Ainsi, à l’échelle internationale, l’ampleur et la persistance des efforts israéliens pour rapatrier ses soldats, vivants ou morts, apparaissent comme une singularité. Là où d’autres armées finissent par clore les dossiers, Israël continue d’agir des décennies plus tard : près de 40 ans après la disparition de Ron Arad, des opérations clandestines sont encore menées pour éclaircir son sort. À titre de comparaison, environ 2.500 soldats américains étaient portés disparus à la fin de la guerre du Vietnam en 1973, et près de 1.600 restaient non localisés en 2015. En plus de cela, 79.000 militaires américains sont toujours classés disparus depuis la Seconde Guerre mondiale.
Pourtant, après le raid de Nabi Chit pour ramener la dépouille de Ron Arad, une question cruciale, presque inconfortable, a été soulevée au sein du public israélien : jusqu’où un État doit-il aller pour ses morts ? L’opération a mis en danger de jeunes soldats pour une dépouille vieille de plus de 40 ans, une aberration selon certains commentateurs dans la presse israélienne. Pourtant, au sein de l’armée, la réponse tient en un principe implicite, presque constitutif du pacte militaire. « Il est important pour les soldats de savoir que Tsahal et Israël font tout ce qui est en leur pouvoir pour ramener les disparus », explique encore le lieutenant-colonel Nir. Cette promesse n’est pas abstraite, elle structure le consentement au combat. Dans cette logique, retrouver un soldat, même quarante ans plus tard, n’est pas un luxe mémoriel mais une nécessité stratégique. Il s’agit de garantir aux vivants qu’ils ne seront jamais abandonnés. Ce principe, profondément ancré dans la culture israélienne et dans une tradition juive qui érige la libération des captifs en impératif majeur, agit comme un ciment invisible entre la société et son armée.

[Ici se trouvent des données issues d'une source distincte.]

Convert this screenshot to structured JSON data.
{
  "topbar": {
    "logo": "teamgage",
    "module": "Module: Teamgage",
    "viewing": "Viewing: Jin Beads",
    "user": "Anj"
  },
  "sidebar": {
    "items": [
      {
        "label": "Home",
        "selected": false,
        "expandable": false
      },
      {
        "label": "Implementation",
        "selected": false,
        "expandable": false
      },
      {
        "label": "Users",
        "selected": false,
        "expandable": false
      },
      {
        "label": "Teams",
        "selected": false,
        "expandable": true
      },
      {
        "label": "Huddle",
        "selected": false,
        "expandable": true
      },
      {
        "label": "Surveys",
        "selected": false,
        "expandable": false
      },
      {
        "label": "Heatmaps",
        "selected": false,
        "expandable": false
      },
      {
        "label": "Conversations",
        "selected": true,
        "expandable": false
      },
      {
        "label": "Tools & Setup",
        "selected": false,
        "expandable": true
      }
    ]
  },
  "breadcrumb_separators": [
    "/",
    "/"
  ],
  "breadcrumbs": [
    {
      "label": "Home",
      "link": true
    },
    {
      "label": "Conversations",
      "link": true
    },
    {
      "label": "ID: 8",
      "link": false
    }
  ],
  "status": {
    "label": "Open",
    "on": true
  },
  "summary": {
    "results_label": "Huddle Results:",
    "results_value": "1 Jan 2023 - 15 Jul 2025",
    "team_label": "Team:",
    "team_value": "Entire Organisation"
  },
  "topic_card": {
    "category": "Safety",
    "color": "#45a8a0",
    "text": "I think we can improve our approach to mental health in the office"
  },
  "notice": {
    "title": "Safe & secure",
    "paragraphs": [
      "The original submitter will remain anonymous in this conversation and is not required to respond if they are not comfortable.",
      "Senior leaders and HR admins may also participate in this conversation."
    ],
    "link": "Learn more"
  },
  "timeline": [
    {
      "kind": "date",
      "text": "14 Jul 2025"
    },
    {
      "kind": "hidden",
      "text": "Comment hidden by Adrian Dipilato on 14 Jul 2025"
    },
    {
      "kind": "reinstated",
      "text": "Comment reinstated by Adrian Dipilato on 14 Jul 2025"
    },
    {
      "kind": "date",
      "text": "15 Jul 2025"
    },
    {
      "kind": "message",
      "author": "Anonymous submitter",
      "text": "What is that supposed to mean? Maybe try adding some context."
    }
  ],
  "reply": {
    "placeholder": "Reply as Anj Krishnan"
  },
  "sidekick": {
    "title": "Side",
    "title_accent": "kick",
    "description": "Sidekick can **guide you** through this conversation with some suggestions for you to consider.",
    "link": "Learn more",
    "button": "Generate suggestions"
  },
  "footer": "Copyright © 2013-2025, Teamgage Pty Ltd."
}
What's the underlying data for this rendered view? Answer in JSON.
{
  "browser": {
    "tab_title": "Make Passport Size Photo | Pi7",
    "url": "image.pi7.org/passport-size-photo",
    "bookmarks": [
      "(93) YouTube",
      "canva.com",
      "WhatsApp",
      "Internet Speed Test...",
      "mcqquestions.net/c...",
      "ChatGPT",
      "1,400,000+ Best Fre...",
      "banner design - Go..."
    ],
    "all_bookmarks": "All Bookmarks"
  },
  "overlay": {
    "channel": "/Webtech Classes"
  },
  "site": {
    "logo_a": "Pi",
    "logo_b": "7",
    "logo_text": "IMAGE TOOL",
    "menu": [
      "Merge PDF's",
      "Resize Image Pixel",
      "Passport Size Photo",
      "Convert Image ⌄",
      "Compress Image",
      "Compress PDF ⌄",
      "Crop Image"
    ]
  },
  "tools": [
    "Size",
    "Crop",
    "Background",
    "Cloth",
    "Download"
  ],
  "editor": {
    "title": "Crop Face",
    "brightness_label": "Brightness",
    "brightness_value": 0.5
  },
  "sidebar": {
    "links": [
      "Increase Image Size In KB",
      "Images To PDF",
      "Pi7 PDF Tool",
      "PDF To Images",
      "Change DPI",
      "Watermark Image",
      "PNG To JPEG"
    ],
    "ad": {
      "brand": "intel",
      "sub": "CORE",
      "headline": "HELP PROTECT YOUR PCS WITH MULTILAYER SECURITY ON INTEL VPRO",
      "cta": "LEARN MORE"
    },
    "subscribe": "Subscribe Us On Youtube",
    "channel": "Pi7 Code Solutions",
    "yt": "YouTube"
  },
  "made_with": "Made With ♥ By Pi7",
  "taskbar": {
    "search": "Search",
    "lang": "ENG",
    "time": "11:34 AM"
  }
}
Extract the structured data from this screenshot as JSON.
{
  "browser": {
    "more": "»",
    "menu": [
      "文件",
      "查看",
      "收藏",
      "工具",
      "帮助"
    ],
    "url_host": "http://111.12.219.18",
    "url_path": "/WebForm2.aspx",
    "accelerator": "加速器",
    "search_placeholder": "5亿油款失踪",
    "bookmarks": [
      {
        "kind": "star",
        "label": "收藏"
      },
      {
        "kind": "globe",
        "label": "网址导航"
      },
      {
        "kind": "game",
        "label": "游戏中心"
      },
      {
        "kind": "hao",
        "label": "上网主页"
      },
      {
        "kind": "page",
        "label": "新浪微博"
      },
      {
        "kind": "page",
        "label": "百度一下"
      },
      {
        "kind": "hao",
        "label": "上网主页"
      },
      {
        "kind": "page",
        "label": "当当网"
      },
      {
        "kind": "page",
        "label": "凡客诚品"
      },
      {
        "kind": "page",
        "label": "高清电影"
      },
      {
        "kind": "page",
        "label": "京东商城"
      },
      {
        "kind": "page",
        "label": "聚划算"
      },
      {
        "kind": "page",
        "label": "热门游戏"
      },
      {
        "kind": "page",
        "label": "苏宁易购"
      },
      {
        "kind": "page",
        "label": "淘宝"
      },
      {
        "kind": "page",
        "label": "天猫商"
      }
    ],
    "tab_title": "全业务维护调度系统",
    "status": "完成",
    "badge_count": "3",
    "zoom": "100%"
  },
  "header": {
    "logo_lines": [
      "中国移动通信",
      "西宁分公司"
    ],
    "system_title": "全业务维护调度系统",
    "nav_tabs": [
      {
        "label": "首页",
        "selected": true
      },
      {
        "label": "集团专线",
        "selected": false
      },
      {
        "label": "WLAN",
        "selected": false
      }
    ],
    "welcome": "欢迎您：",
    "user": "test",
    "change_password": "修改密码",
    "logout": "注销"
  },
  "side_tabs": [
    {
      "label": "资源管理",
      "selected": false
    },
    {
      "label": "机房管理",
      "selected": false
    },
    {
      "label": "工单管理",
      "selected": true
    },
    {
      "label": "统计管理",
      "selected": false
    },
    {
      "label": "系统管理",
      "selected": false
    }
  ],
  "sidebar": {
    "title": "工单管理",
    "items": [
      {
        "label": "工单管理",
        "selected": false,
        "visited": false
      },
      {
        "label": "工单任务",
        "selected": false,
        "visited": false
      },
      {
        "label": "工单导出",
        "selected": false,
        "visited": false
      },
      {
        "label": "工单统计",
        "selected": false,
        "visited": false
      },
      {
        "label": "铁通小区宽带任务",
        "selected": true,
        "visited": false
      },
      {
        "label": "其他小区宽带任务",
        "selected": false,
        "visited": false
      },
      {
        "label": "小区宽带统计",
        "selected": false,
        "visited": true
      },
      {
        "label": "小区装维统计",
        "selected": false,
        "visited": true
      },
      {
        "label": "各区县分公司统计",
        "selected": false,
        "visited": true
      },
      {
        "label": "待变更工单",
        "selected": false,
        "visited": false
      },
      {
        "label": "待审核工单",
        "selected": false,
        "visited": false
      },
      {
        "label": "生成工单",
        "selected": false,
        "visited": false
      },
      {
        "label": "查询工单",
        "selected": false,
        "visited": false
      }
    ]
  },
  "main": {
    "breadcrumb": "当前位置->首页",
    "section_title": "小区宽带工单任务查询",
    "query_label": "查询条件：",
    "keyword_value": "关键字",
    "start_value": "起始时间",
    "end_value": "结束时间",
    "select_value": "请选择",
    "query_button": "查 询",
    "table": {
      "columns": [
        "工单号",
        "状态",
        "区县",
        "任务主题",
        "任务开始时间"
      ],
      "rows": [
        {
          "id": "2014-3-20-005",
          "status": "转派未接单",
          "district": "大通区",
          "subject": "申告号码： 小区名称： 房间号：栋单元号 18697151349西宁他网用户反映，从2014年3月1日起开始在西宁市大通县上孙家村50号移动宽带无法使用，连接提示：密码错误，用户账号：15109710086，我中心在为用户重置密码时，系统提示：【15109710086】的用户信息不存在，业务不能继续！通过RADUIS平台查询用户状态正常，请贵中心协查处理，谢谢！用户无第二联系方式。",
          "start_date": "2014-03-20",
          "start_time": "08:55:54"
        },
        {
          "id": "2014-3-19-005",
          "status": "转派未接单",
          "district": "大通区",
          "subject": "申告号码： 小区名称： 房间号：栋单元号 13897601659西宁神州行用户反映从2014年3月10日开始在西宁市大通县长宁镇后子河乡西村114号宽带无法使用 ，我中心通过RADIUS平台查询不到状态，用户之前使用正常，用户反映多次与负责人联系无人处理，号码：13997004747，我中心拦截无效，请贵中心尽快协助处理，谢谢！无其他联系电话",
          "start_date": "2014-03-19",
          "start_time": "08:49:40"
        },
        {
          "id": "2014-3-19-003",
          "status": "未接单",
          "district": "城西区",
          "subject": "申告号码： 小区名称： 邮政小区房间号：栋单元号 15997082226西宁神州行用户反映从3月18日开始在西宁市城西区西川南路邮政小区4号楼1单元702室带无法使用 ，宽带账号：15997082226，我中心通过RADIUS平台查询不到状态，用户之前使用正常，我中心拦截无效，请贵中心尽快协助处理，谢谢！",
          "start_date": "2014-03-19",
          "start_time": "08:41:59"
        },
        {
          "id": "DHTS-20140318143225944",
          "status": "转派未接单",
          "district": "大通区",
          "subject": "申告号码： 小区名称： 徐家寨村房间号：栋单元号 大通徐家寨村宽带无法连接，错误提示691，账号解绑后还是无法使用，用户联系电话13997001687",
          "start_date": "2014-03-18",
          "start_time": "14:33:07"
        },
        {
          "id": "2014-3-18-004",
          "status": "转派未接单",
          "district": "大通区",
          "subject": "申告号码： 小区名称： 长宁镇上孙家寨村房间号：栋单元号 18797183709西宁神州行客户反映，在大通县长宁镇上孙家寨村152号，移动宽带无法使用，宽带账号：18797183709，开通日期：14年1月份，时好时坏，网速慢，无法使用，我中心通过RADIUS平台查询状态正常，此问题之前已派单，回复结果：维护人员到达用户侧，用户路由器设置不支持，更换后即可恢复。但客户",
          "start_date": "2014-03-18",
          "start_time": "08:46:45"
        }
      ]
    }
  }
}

Mais ce consensus n’est ni total, ni incontesté. La voix de Tami Arad, épouse de Ron Arad, vient fissurer cette évidence. « Notre désir de savoir ce qui est arrivé à Ron s’arrête dès qu’il y a un risque pour des soldats », écrit-elle. « À nos yeux, la sainteté de la vie passe avant l’engagement de ramener un combattant pour l’inhumer », affirme-t-elle. Après 40 ans d’attente, elle déclare préférer « vivre avec l’incertitude » plutôt que d’apprendre qu’un soldat a été blessé ou tué pour rapatrier des restes. Cette position renverse la hiérarchie implicite. Et rappelle que le principe fondateur du judaïsme de la valeur absolue de la vie peut entrer en tension avec un autre impératif, tout aussi structurant : celui de ne pas abandonner les siens.